Mansfield Fox

Law student. Yankees fan. Massive fraggle. Just living the American dream.

Monday, September 13, 2004

Voting & "Proportionate Reasons"

There's been a great deal of discussion of late of voting, of how one must have "proportionate reasons" for voting for a candidate who supports abortion rights in order to avoid remote material cooperation with evil, and of what those "proportionate reasons" might be. I have a more basic question: when we vote for or against a candidate, what are we voting on? Are we voting on the basis of the past, on the candidate's record, or on the future, on how we think the candidate will act once in office (using the past as a guide, obviously)? If I vote to eject Bush from office, will it be in punishment for the things he's done in the past four years, or out of fear for what he might do in the next four?

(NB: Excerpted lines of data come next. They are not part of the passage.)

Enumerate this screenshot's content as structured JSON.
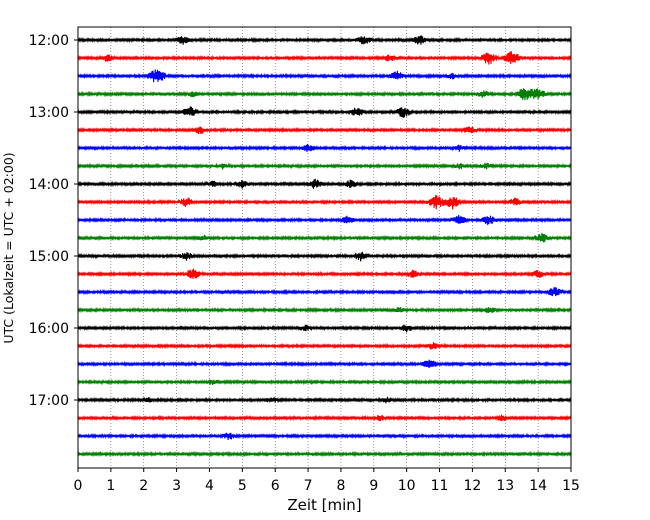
{
  "chart_data": {
    "type": "line",
    "title": "",
    "xlabel": "Zeit  [min]",
    "ylabel": "UTC (Lokalzeit = UTC + 02:00)",
    "xlim": [
      0,
      15
    ],
    "xticks": [
      0,
      1,
      2,
      3,
      4,
      5,
      6,
      7,
      8,
      9,
      10,
      11,
      12,
      13,
      14,
      15
    ],
    "xtick_labels": [
      "0",
      "1",
      "2",
      "3",
      "4",
      "5",
      "6",
      "7",
      "8",
      "9",
      "10",
      "11",
      "12",
      "13",
      "14",
      "15"
    ],
    "ytick_labels": [
      "12:00",
      "13:00",
      "14:00",
      "15:00",
      "16:00",
      "17:00"
    ],
    "trace_interval_min": 15,
    "grid": "vertical dotted at each minute",
    "legend": "none",
    "colors": [
      "#000000",
      "#ff0000",
      "#0000ff",
      "#008000"
    ],
    "series": [
      {
        "start": "12:00",
        "color": "#000000",
        "events": [
          [
            3.2,
            0.5
          ],
          [
            8.7,
            0.5
          ],
          [
            10.4,
            0.5
          ]
        ]
      },
      {
        "start": "12:15",
        "color": "#ff0000",
        "events": [
          [
            0.9,
            0.4
          ],
          [
            9.5,
            0.4
          ],
          [
            12.5,
            0.7
          ],
          [
            13.2,
            0.7
          ]
        ]
      },
      {
        "start": "12:30",
        "color": "#0000ff",
        "events": [
          [
            2.4,
            0.8
          ],
          [
            9.7,
            0.5
          ],
          [
            11.4,
            0.3
          ]
        ]
      },
      {
        "start": "12:45",
        "color": "#008000",
        "events": [
          [
            3.5,
            0.3
          ],
          [
            12.3,
            0.4
          ],
          [
            13.6,
            0.7
          ],
          [
            14.0,
            0.6
          ]
        ]
      },
      {
        "start": "13:00",
        "color": "#000000",
        "events": [
          [
            3.4,
            0.6
          ],
          [
            8.5,
            0.5
          ],
          [
            9.9,
            0.6
          ]
        ]
      },
      {
        "start": "13:15",
        "color": "#ff0000",
        "events": [
          [
            3.7,
            0.4
          ],
          [
            11.9,
            0.4
          ]
        ]
      },
      {
        "start": "13:30",
        "color": "#0000ff",
        "events": [
          [
            7.0,
            0.4
          ],
          [
            11.6,
            0.3
          ]
        ]
      },
      {
        "start": "13:45",
        "color": "#008000",
        "events": [
          [
            4.4,
            0.3
          ],
          [
            11.6,
            0.3
          ],
          [
            12.4,
            0.3
          ]
        ]
      },
      {
        "start": "14:00",
        "color": "#000000",
        "events": [
          [
            4.1,
            0.3
          ],
          [
            5.0,
            0.4
          ],
          [
            7.2,
            0.5
          ],
          [
            8.3,
            0.4
          ]
        ]
      },
      {
        "start": "14:15",
        "color": "#ff0000",
        "events": [
          [
            3.3,
            0.5
          ],
          [
            10.9,
            0.7
          ],
          [
            11.4,
            0.7
          ],
          [
            13.3,
            0.4
          ]
        ]
      },
      {
        "start": "14:30",
        "color": "#0000ff",
        "events": [
          [
            8.2,
            0.4
          ],
          [
            11.6,
            0.5
          ],
          [
            12.5,
            0.5
          ]
        ]
      },
      {
        "start": "14:45",
        "color": "#008000",
        "events": [
          [
            3.8,
            0.3
          ],
          [
            14.1,
            0.5
          ]
        ]
      },
      {
        "start": "15:00",
        "color": "#000000",
        "events": [
          [
            3.3,
            0.4
          ],
          [
            8.6,
            0.5
          ]
        ]
      },
      {
        "start": "15:15",
        "color": "#ff0000",
        "events": [
          [
            3.5,
            0.6
          ],
          [
            10.2,
            0.4
          ],
          [
            14.0,
            0.4
          ]
        ]
      },
      {
        "start": "15:30",
        "color": "#0000ff",
        "events": [
          [
            14.5,
            0.5
          ]
        ]
      },
      {
        "start": "15:45",
        "color": "#008000",
        "events": [
          [
            9.8,
            0.3
          ],
          [
            12.5,
            0.4
          ]
        ]
      },
      {
        "start": "16:00",
        "color": "#000000",
        "events": [
          [
            6.9,
            0.3
          ],
          [
            10.0,
            0.4
          ]
        ]
      },
      {
        "start": "16:15",
        "color": "#ff0000",
        "events": [
          [
            10.8,
            0.4
          ]
        ]
      },
      {
        "start": "16:30",
        "color": "#0000ff",
        "events": [
          [
            10.7,
            0.5
          ]
        ]
      },
      {
        "start": "16:45",
        "color": "#008000",
        "events": [
          [
            4.1,
            0.3
          ]
        ]
      },
      {
        "start": "17:00",
        "color": "#000000",
        "events": [
          [
            2.1,
            0.3
          ],
          [
            5.9,
            0.3
          ],
          [
            9.4,
            0.3
          ]
        ]
      },
      {
        "start": "17:15",
        "color": "#ff0000",
        "events": [
          [
            9.2,
            0.3
          ],
          [
            12.9,
            0.3
          ]
        ]
      },
      {
        "start": "17:30",
        "color": "#0000ff",
        "events": [
          [
            4.6,
            0.4
          ]
        ]
      },
      {
        "start": "17:45",
        "color": "#008000",
        "events": []
      }
    ]
  }
}
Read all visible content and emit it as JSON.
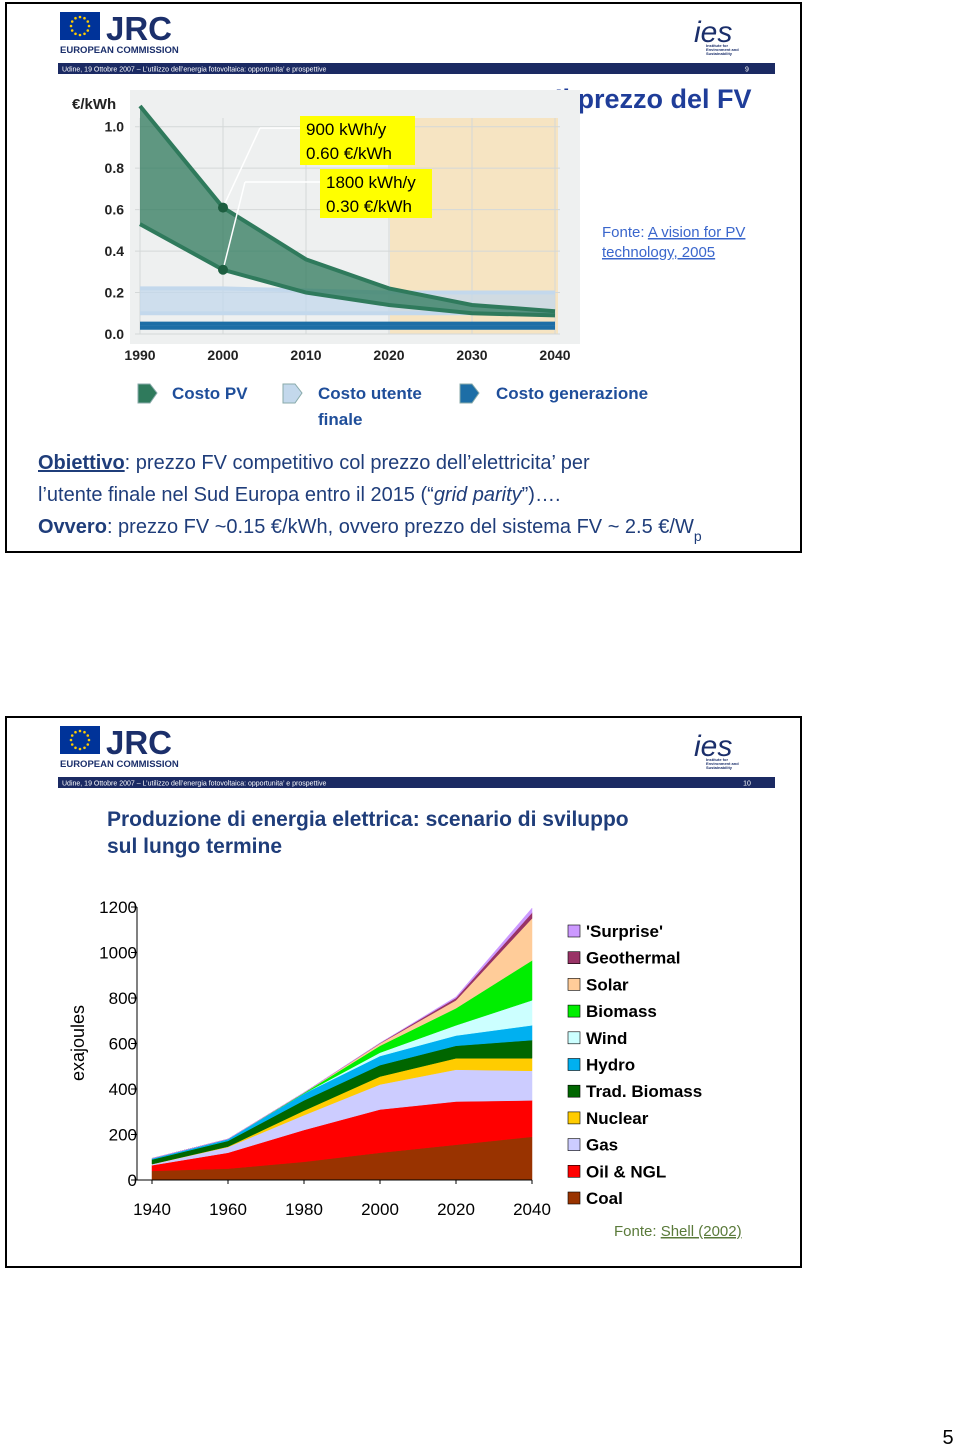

This is relevant, I think, with regard to whether the War in Iraq constitutes a "proportionate reason" for voting against Bush. Liberal Catholic blogger JCecil3, who believes the war was not a just war, makes the argument that it is.

(This isn't that much of a concern for me, since I think the Iraq War was a just war, for reasons that I've come to realize are highly idiosyncratic - my perspective is that there was one Iraqi-American War, lasting from the 1990 invasion of Kuwait to the 2003 fall of Baghdad, in which the active ground fighting was interrupted by a lengthy ceasefire which was broken by the Iraqi refusal to abide by its terms, and that that 13-year war was just, on the American side, since it was precipitated by the unjust Iraqi invasion of an American ally, Kuwait. That's not a common view, but I think it's the right one.)

But let's assume, for the sake of argument, that the 2003 invasion of Iraq was an unjust war. Is this reason to vote against Bush? If voting is a mechanism for punishing or rewarding past actions, then surely. Bush committed a grave moral wrong, he must be punished, that punishment takes the form of removal from office.

But if voting is a prospective matter, in which voters make decisions based on anticipated future actions, this seems to me a trickier problem. Perhaps one can say that Bush's record of launching unjust wars suggests he may wage another one in a second term. I'm not sure about this empirically (given our problems in Iraq, I can't imagine the Bushies are eager to take on Syria or Iran any time soon) but if a person genuinely believed it I suppose it could be a reason to vote against Bush prospectively.

Or perhaps the unjustness of the Iraq invasion makes the subsequent US occupation unjust as well (I don't know about this either way - does Just War theory include some kind of you-break-it-you-buy-it idea, where even unjust invaders are required to restore order to the countries they invade?). Since Bush intends to continue the unjust occupation, should he be voted out for that reason? Except: John Kerry, for whom the non-Bush voter would presumably vote, also intends to continue the occupation. A vote for Kerry would thus be just as much a vote for the unjust occupation as a vote for Bush. What then, Nader?

My thoughts on this subject are largely inchoate; my point is just to suggest that it matters whether one is voting retrospectively or prospectively. I'm not sure which we're supposed to be doing. Anyone? Anyone? Bueller?